Вначале фермерской земли это не касалось — до поры до времени, конечно. Однако уже через три года Растения настолько заполонили поля и пастбища, что гибель культурных земель стала лишь вопросом времени. И, по сути дела, времени очень короткого: Растения буквально вгрызались в пространство, и на пятое лето от них уже нигде не было проходу.
Теперь на месте Тасселя остались мрачные руины. Навещая их, Бадди испытывал особое, печальное наслаждение. Впрочем, такие визиты имели и практический смысл: разгребая мусор, он, бывало, отыскивал старые инструменты, металлические листы, а случалось — даже книги. Съедобного, правда, ничего не попадалось — прошли те времена. Крысы и мародеры, которым удалось выбраться из Дулута, давным-давно подчистили то немногое, что могло остаться в Старом Тасселе после исхода и переселения в Новый. Поэтому Бадди прекратил поиски и приходил просто так — посидеть на ступенях конгрегационалистской церкви, которая неослабными стараниями его отца продолжала стоять среди последних уцелевших в городе зданий.
Раньше, ему помнилось, здесь рос дуб. Теперь на этом месте торчало Растение, проросшее сквозь тротуар, вдоль которого прежде тянулся городской парк. Дуб пустили на дрова еще в четвертую зиму. И вязы из парка тоже пошли на дрова. Естественно, ведь в вязах недостатка никогда не бывало.

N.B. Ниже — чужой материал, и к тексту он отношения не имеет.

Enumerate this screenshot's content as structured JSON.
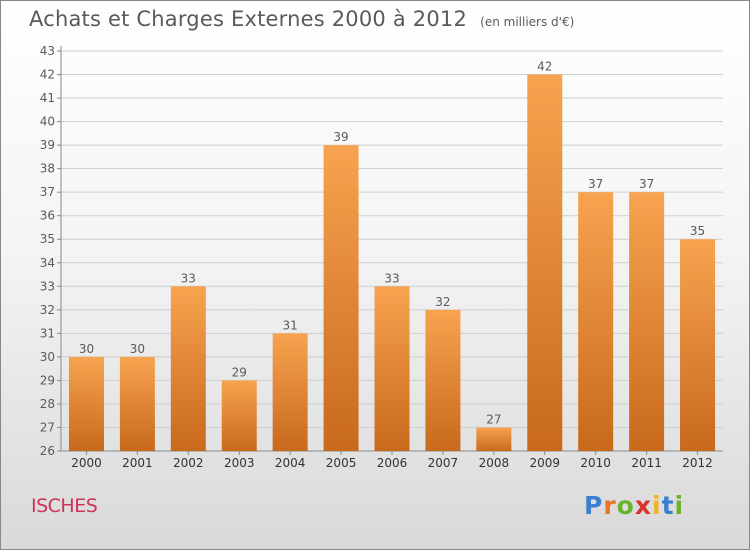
{
  "title": "Achats et Charges Externes 2000 à 2012",
  "unit": "(en milliers d'€)",
  "commune": "ISCHES",
  "brand": {
    "letters": [
      "P",
      "r",
      "o",
      "x",
      "i",
      "t",
      "i"
    ],
    "colors": [
      "#3a7fd0",
      "#e8732a",
      "#6ab42d",
      "#d8342b",
      "#f0b41e",
      "#3a7fd0",
      "#6ab42d"
    ]
  },
  "colors": {
    "bar_top": "#f7a350",
    "bar_bottom": "#c8691c",
    "text": "#5a5a5a",
    "grid": "#cfcfcf"
  },
  "chart_data": {
    "type": "bar",
    "title": "Achats et Charges Externes 2000 à 2012",
    "xlabel": "",
    "ylabel": "",
    "categories": [
      "2000",
      "2001",
      "2002",
      "2003",
      "2004",
      "2005",
      "2006",
      "2007",
      "2008",
      "2009",
      "2010",
      "2011",
      "2012"
    ],
    "values": [
      30,
      30,
      33,
      29,
      31,
      39,
      33,
      32,
      27,
      42,
      37,
      37,
      35
    ],
    "ylim": [
      26,
      43
    ],
    "yticks": [
      26,
      27,
      28,
      29,
      30,
      31,
      32,
      33,
      34,
      35,
      36,
      37,
      38,
      39,
      40,
      41,
      42,
      43
    ],
    "grid": true,
    "data_labels": true
  }
}
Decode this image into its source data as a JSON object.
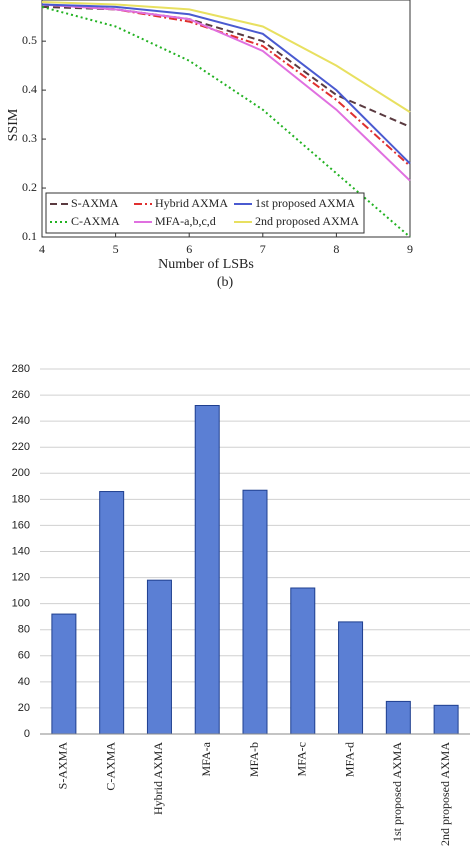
{
  "chart_data": [
    {
      "type": "line",
      "x_label": "Number of LSBs",
      "y_label": "SSIM",
      "caption": "(b)",
      "x": [
        4,
        5,
        6,
        7,
        8,
        9
      ],
      "xlim": [
        4,
        9
      ],
      "xticks": [
        4,
        5,
        6,
        7,
        8,
        9
      ],
      "ylim": [
        0.1,
        0.58
      ],
      "yticks": [
        0.1,
        0.2,
        0.3,
        0.4,
        0.5
      ],
      "legend": "lower left",
      "series": [
        {
          "name": "S-AXMA",
          "color": "#5a3a40",
          "dash": "dashed",
          "values": [
            0.57,
            0.565,
            0.545,
            0.5,
            0.39,
            0.325
          ]
        },
        {
          "name": "C-AXMA",
          "color": "#22b222",
          "dash": "dotted",
          "values": [
            0.57,
            0.53,
            0.46,
            0.36,
            0.23,
            0.1
          ]
        },
        {
          "name": "Hybrid AXMA",
          "color": "#e03030",
          "dash": "dash-dot",
          "values": [
            0.575,
            0.565,
            0.54,
            0.49,
            0.38,
            0.245
          ]
        },
        {
          "name": "MFA-a,b,c,d",
          "color": "#e070e0",
          "dash": "solid",
          "values": [
            0.575,
            0.565,
            0.545,
            0.48,
            0.36,
            0.215
          ]
        },
        {
          "name": "1st proposed AXMA",
          "color": "#4a5ad0",
          "dash": "solid",
          "values": [
            0.575,
            0.57,
            0.555,
            0.515,
            0.4,
            0.25
          ]
        },
        {
          "name": "2nd proposed AXMA",
          "color": "#e8e060",
          "dash": "solid",
          "values": [
            0.58,
            0.575,
            0.565,
            0.53,
            0.45,
            0.355
          ]
        }
      ]
    },
    {
      "type": "bar",
      "categories": [
        "S-AXMA",
        "C-AXMA",
        "Hybrid AXMA",
        "MFA-a",
        "MFA-b",
        "MFA-c",
        "MFA-d",
        "1st proposed AXMA",
        "2nd proposed AXMA"
      ],
      "values": [
        92,
        186,
        118,
        252,
        187,
        112,
        86,
        25,
        22
      ],
      "color": "#5b7fd4",
      "ylim": [
        0,
        280
      ],
      "yticks": [
        0,
        20,
        40,
        60,
        80,
        100,
        120,
        140,
        160,
        180,
        200,
        220,
        240,
        260,
        280
      ],
      "grid": true
    }
  ]
}
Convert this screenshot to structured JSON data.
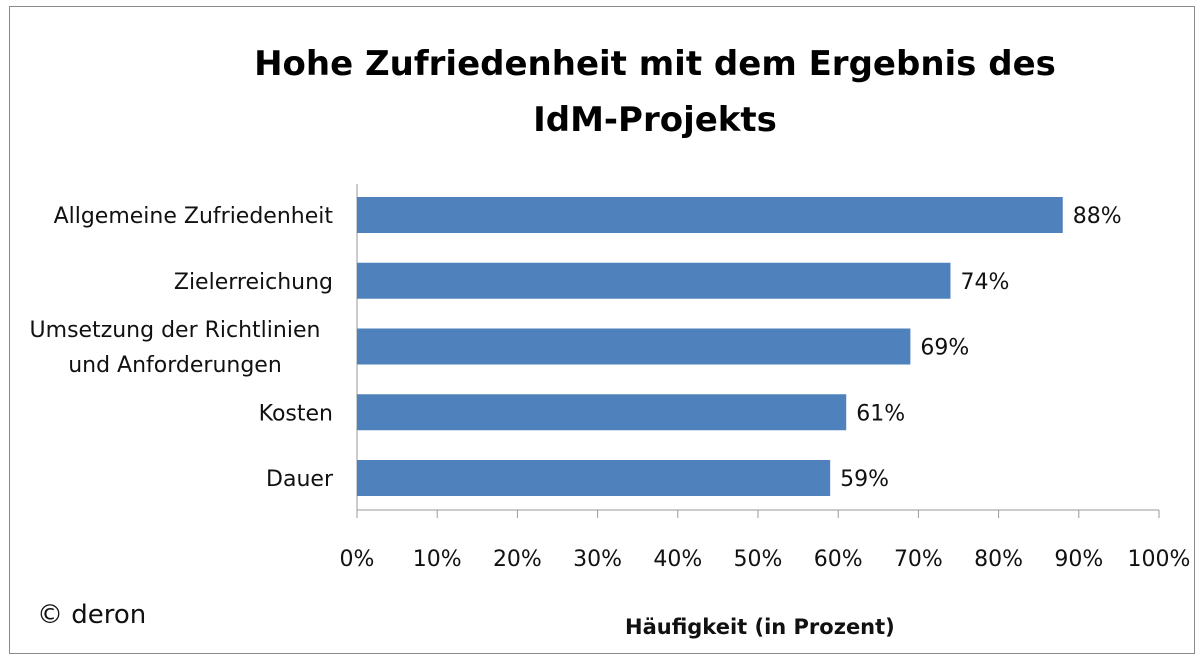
{
  "chart_data": {
    "type": "bar",
    "orientation": "horizontal",
    "title": "Hohe Zufriedenheit mit dem Ergebnis des IdM-Projekts",
    "title_lines": [
      "Hohe Zufriedenheit mit dem Ergebnis des",
      "IdM-Projekts"
    ],
    "categories": [
      [
        "Allgemeine Zufriedenheit"
      ],
      [
        "Zielerreichung"
      ],
      [
        "Umsetzung der Richtlinien",
        "und Anforderungen"
      ],
      [
        "Kosten"
      ],
      [
        "Dauer"
      ]
    ],
    "values": [
      88,
      74,
      69,
      61,
      59
    ],
    "data_labels": [
      "88%",
      "74%",
      "69%",
      "61%",
      "59%"
    ],
    "xlabel": "Häufigkeit (in Prozent)",
    "ylabel": "",
    "xlim": [
      0,
      100
    ],
    "x_ticks": [
      "0%",
      "10%",
      "20%",
      "30%",
      "40%",
      "50%",
      "60%",
      "70%",
      "80%",
      "90%",
      "100%"
    ],
    "grid": false,
    "legend": "none",
    "bar_color": "#4f81bd"
  },
  "copyright": "© deron"
}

Издалека донеслось скорбное мычание Грейси, которую на веревке тащили обратно в поселок. Бадди хватило этой погони выше головы, это было уже слишком. Ноги отказали. Он задумался, окончательно ли теперь перевелись герефорды. Может, и нет, раз Грейси стельная и еще довольно молодая корова. Если она отелится бычком, то для ее племени, возможно, не все потеряно, хотя надежда на добрый исход лишь едва теплится.